I revisited my old stats dating back 50 years ago when the U.S. was mired in deep recession, 1973–’74. Our expression then for the malaise: Who cares? Nobody cares.
Today, pundits debate whether the market should sell at 18 to 20 times forward, 12 month earnings power and whether the FRB remains passive followers of troublesome economic indicators. But it’s time to massage the Fed Funds rate. The yield curve between 2-year and 10 -year Treasuries now so inverted suggests market forces not Fed intentions dominate yield spreads.
I endured the 1973–’74 recession, so deep and nasty for us as active players. Panic in real estate markets was equally hurtful. Owners of co-ops in The Big Apple walked away from their apartments because maintenance expense ran too high to their asset valuation. I bought my first apartment in The Dakota for $87,500. My neighbors, John and Yoko Ono, wanted to scoop up all available offerings in the Dakota, including one for a rehearsal studio as their son Sean, beat his drums with practiced conviction.
I recall deep pain in my gut, trading stocks in the no-man’s land of 19 73–74. Even told my present wife of 50 years that I might have to fold my tent in ‘73. Did she still want to get married? Toni nodded “Yes Oh Yes,” so we tied the knot Valentine’s Day and have lived happily ever after. I got lucky. The silver straddles I put on there in London didn’t destroy me, after all.
But I had to pass on some great Abstract Expressionist paintings, selling in low thousands that now change hands in tens of millions. When you’re early, art puts away even venture capital rates of return. Emeshed in Wall Street, who was I to single out great art buys as well?
Fifty years later, I still recall pain deep in my gut, but not such specific numbers that caused the pain. Today, I own a bunch of 2-year Treasuries yielding 5% , 65 basis points above counterpart 10- year notes. Nobody early on explained such historic yield disparity, going back 30 years. Such negative yield is at a 30-year record. My conservative act is costing me serious money, and raised my stupidity quotient unhappily.
This is akin to our banks last year, holding their advisory clients in the bespoken ratio of equity to debt of 60/40. They dropped 16% for the year but barely criticized for doing the perceived acceptable investment construct.
During 1973–’74 the conceptual investment framework was torn apart. Amid hyper inflation and soaring interest rates, the Dow Jones Averages sold at a discount to book value. Nobody anticipated the rise for interest rates and inflation. Rates rose 250 basis points. Today, the FRB and its followers dwell on quarter point margins. Much too conservative a construct. Such a swing in interest rate swings can move a stock market as much as 50%.

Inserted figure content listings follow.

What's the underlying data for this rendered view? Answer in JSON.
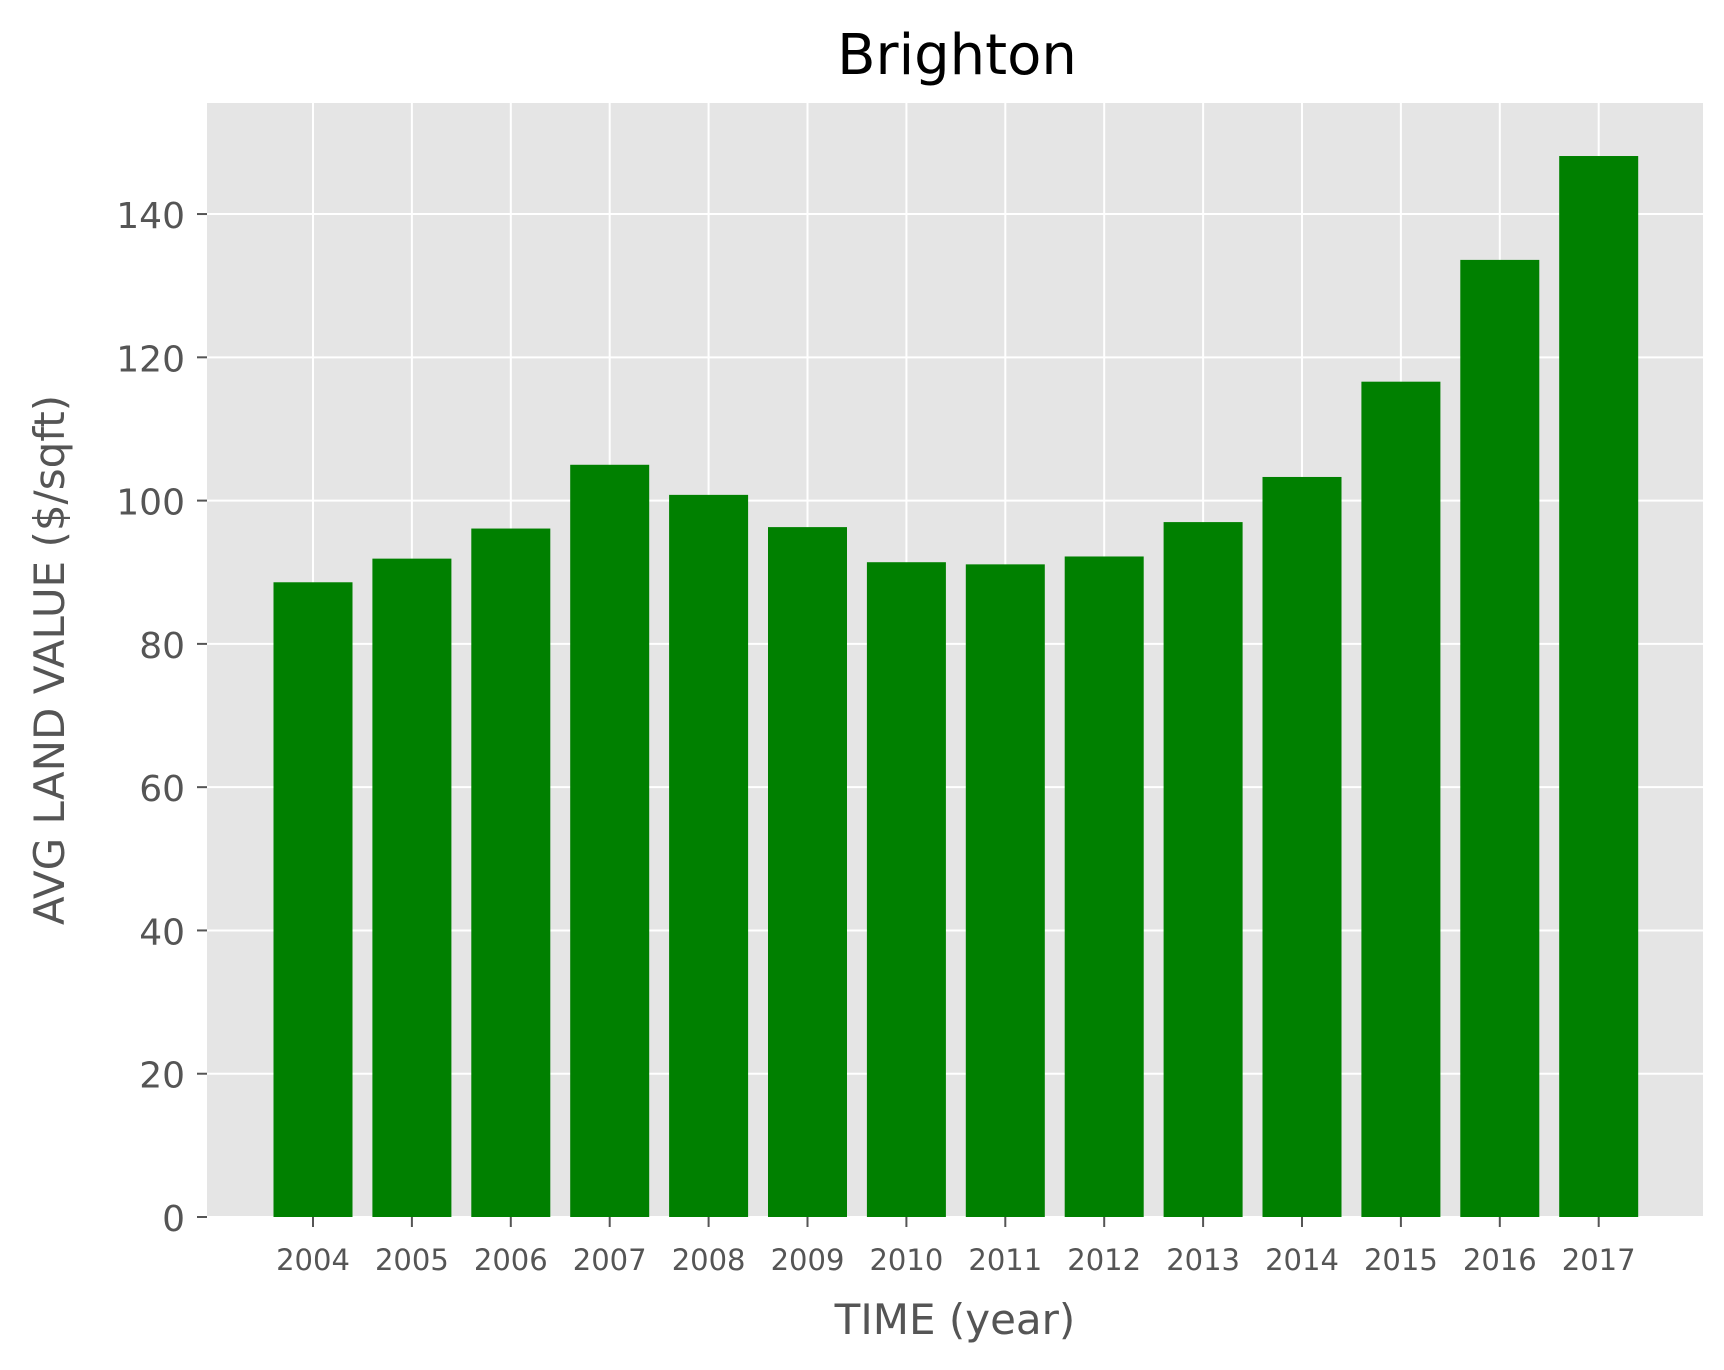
{
  "chart_data": {
    "type": "bar",
    "title": "Brighton",
    "xlabel": "TIME (year)",
    "ylabel": "AVG LAND VALUE ($/sqft)",
    "categories": [
      "2004",
      "2005",
      "2006",
      "2007",
      "2008",
      "2009",
      "2010",
      "2011",
      "2012",
      "2013",
      "2014",
      "2015",
      "2016",
      "2017"
    ],
    "values": [
      88.6,
      91.9,
      96.1,
      105.0,
      100.8,
      96.3,
      91.4,
      91.1,
      92.2,
      97.0,
      103.3,
      116.6,
      133.6,
      148.1
    ],
    "ylim": [
      0,
      155.5
    ],
    "yticks": [
      "0",
      "20",
      "40",
      "60",
      "80",
      "100",
      "120",
      "140"
    ],
    "grid": true,
    "legend": "none",
    "colors": {
      "bar": "#008000",
      "plot_background": "#e5e5e5",
      "grid": "#ffffff",
      "tick_text": "#555555",
      "title_text": "#000000"
    }
  }
}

The price-earnings ratio in 1973 collapsed from mid-teens to as low as 11 times earnings. The market actually based out at 570 late in 1972 at 6 times earnings. We reverted back to the days of 1949. All I knew then was nobody had any money. I had just entered CCNY, and hoped to make a living writing short stories. It took exactly 8 months in 1973 to make you thoroughly disgusted with yourself as a savvy money manager.
The deep basic was a market deeply deflated. In 1974–’75 Dow Jones stocks were cutting their dividends. Dupont, General Motors et al. Price-earnings ratios like interest rates tend to move in great tides of rise and fall. I believe we could be entering an early phase of an ebb tide. When earnings disappoint, stock prices are likely to drop violently. Bull markets could run shorter. Today, polite players believe the market should sell at 17 to 20 times earnings. Sounds too pie-in-the-sky to me. Think of our earnings history. Price earnings ratios got battered and fluctuated between seven times earnings in 1975 from the highs of 21 times results.
No rose garden ahead. Our Fed blows in the wind with wishy-washy action. Who can explain why we show a negative yield curve between 10-year Treasuries and 2-year Treasuries? I’ve gone back some 30 years and then my charts go no further.
The answer is the Fed needs to raise an enormous gob of capital next 12 months or so.
Don’t take for granted, the bullish consensus, that the market sells at 20 times rising earnings.

The Fed needs to buy back trillions of its outstanding debt, lower the Fed Funds
rate by a couple of hundred basis points and fund a sizable Federal deficit coming.
No rose garden ahead.
The foreign based Sony, was numero uno in terms of 10-year rate of return. Xerox had already started to fade, in the 16 spot, while Polaroid at 25 was sandwiched between Eli Lilly and Amerada Hess. Not only is nothing forever but it’s dangerous living in the high ground.